16% of inmates found to have severe disorders


The first comprehensive study of the rapidly growing number of emotionally disturbed people in the nation's jails and prisons has found that 283,800 inmates have severe mental illness, about 16 percent of the total jail population. The report confirms the belief of many state, local and federal experts that jails and prisons have become the nation's new mental hospitals.

The study, released by the Justice Department yesterday, paints a grim statistical portrait, detailing how emotionally disturbed inmates tend to go through a revolving door from homelessness to incarceration and then back to the streets with little treatment. Many of them are arrested for crimes that grow out of their illnesses.

According to the report, mentally ill inmates in state prisons were more than twice as likely to have been homeless before their arrest than other inmates, twice as likely to have been physically and sexually abused in childhood and far more likely to have had drug or alcohol problems.

In another reflection of their chaotic lives, the study found that emotionally disturbed inmates had many more previous incarcerations than other prisoners. More than three-quarters of them had been sentenced to jail or prison before, and half had served three or more prior sentences.

Many of them were arrested for bizarre public behavior or petty crimes such as loitering or public intoxication. But the report also found that mentally ill inmates in state prisons were more likely than other prisoners to have been convicted of a violent crime.

Once incarcerated, emotionally disturbed inmates in state prisons spend an average of 15 months longer behind bars than other prisoners, often because their delusions, hallucinations or paranoia make them more likely to get in fights or have disciplinary problems.

"This study provides data to show that the incarceration of the mentally ill is a disastrous, horrible social issue," said Kay Redfield Jamison, a professor of psychiatry at the Johns Hopkins School of Medicine. "There is something fundamentally broken in the system that covers both hospitals and jails."

With the wholesale closings of public mental hospitals in the 1960s, and the prison boom of the past two decades, jails and prisons are often the only institutions open 24 hours a day and required to take the emotionally disturbed.

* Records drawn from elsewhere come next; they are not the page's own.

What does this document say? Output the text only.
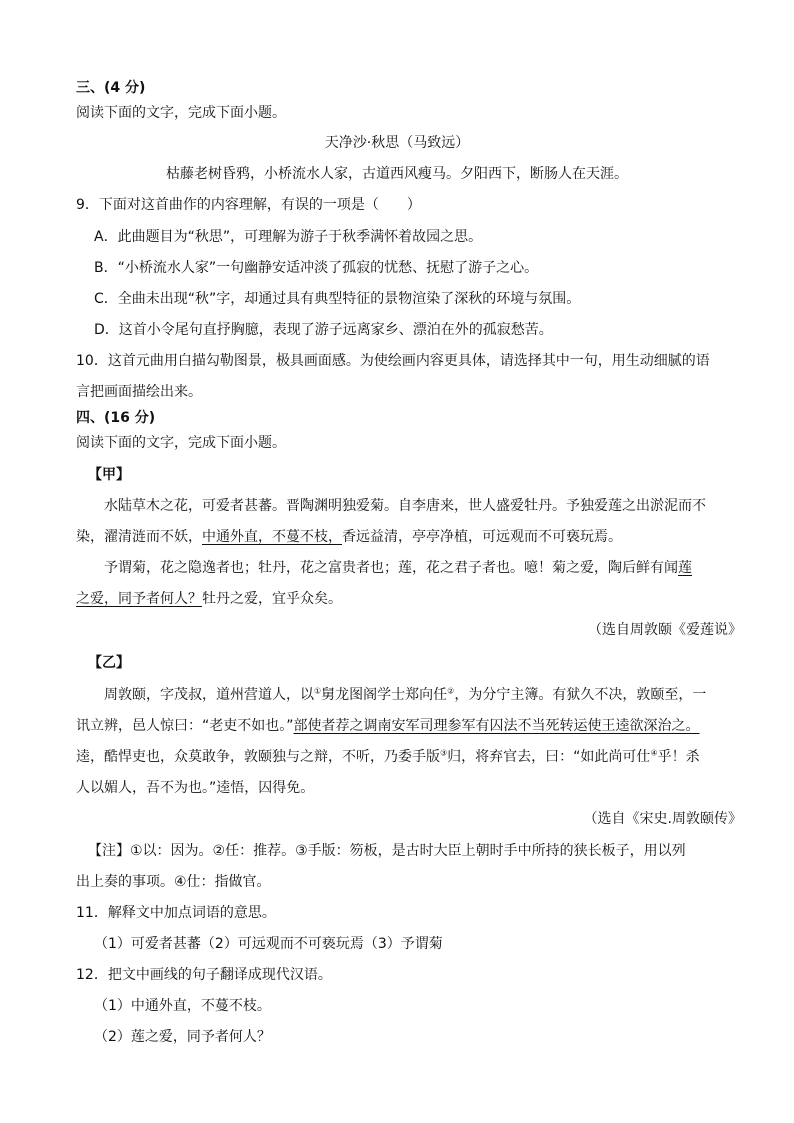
三、(4 分)
阅读下面的文字，完成下面小题。
天净沙·秋思（马致远）
枯藤老树昏鸦，小桥流水人家，古道西风瘦马。夕阳西下，断肠人在天涯。
9．下面对这首曲作的内容理解，有误的一项是（　　）
A．此曲题目为“秋思”，可理解为游子于秋季满怀着故园之思。
B．“小桥流水人家”一句幽静安适冲淡了孤寂的忧愁、抚慰了游子之心。
C．全曲未出现“秋”字，却通过具有典型特征的景物渲染了深秋的环境与氛围。
D．这首小令尾句直抒胸臆，表现了游子远离家乡、漂泊在外的孤寂愁苦。
10．这首元曲用白描勾勒图景，极具画面感。为使绘画内容更具体，请选择其中一句，用生动细腻的语
言把画面描绘出来。
四、(16 分)
阅读下面的文字，完成下面小题。
【甲】
水陆草木之花，可爱者甚蕃。晋陶渊明独爱菊。自李唐来，世人盛爱牡丹。予独爱莲之出淤泥而不
染，濯清涟而不妖，中通外直，不蔓不枝，香远益清，亭亭净植，可远观而不可亵玩焉。
予谓菊，花之隐逸者也；牡丹，花之富贵者也；莲，花之君子者也。噫！菊之爱，陶后鲜有闻莲
之爱，同予者何人？牡丹之爱，宜乎众矣。
（选自周敦颐《爱莲说》
【乙】
周敦颐，字茂叔，道州营道人，以①舅龙图阁学士郑向任②，为分宁主簿。有狱久不决，敦颐至，一
讯立辨，邑人惊曰：“老吏不如也。”部使者荐之调南安军司理参军有囚法不当死转运使王逵欲深治之。
逵，酷悍吏也，众莫敢争，敦颐独与之辩，不听，乃委手版③归，将弃官去，曰：“如此尚可仕④乎！杀
人以媚人，吾不为也。”逵悟，囚得免。
（选自《宋史.周敦颐传》
【注】①以：因为。②任：推荐。③手版：笏板，是古时大臣上朝时手中所持的狭长板子，用以列
出上奏的事项。④仕：指做官。
11．解释文中加点词语的意思。
（1）可爱者甚蕃（2）可远观而不可亵玩焉（3）予谓菊
12．把文中画线的句子翻译成现代汉语。
（1）中通外直，不蔓不枝。
（2）莲之爱，同予者何人？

The hospitals were closed at a time when new anti-psychotic drugs made medicating patients in the community seem a humane alternative to long-term hospitalization. From a high of 559,000 in 1955, the number of patients in state hospitals dropped to 69,000 in 1995.

But drugs work only when taken, and many states failed to build promised networks of clinics to monitor patients. To compound the problem, for-profit hospitals began turning away the psychotic.

"Jails have become the poor person's mental hospitals," said Linda A. Teplin, a professor of psychiatry and director of the psycho-legal studies program at Northwestern University.

All previous estimates of the number of emotionally disturbed inmates have been based on research by Teplin in the Cook County Jail in Chicago. She found that 9.5 percent of male inmates there had experienced a severe mental disorder.

Teplin said that while she welcomed the Justice Department count, it was open to question because the study relied on reports by the inmates themselves. People with emotional disorders often are not aware of them, or do not want to report them, she said.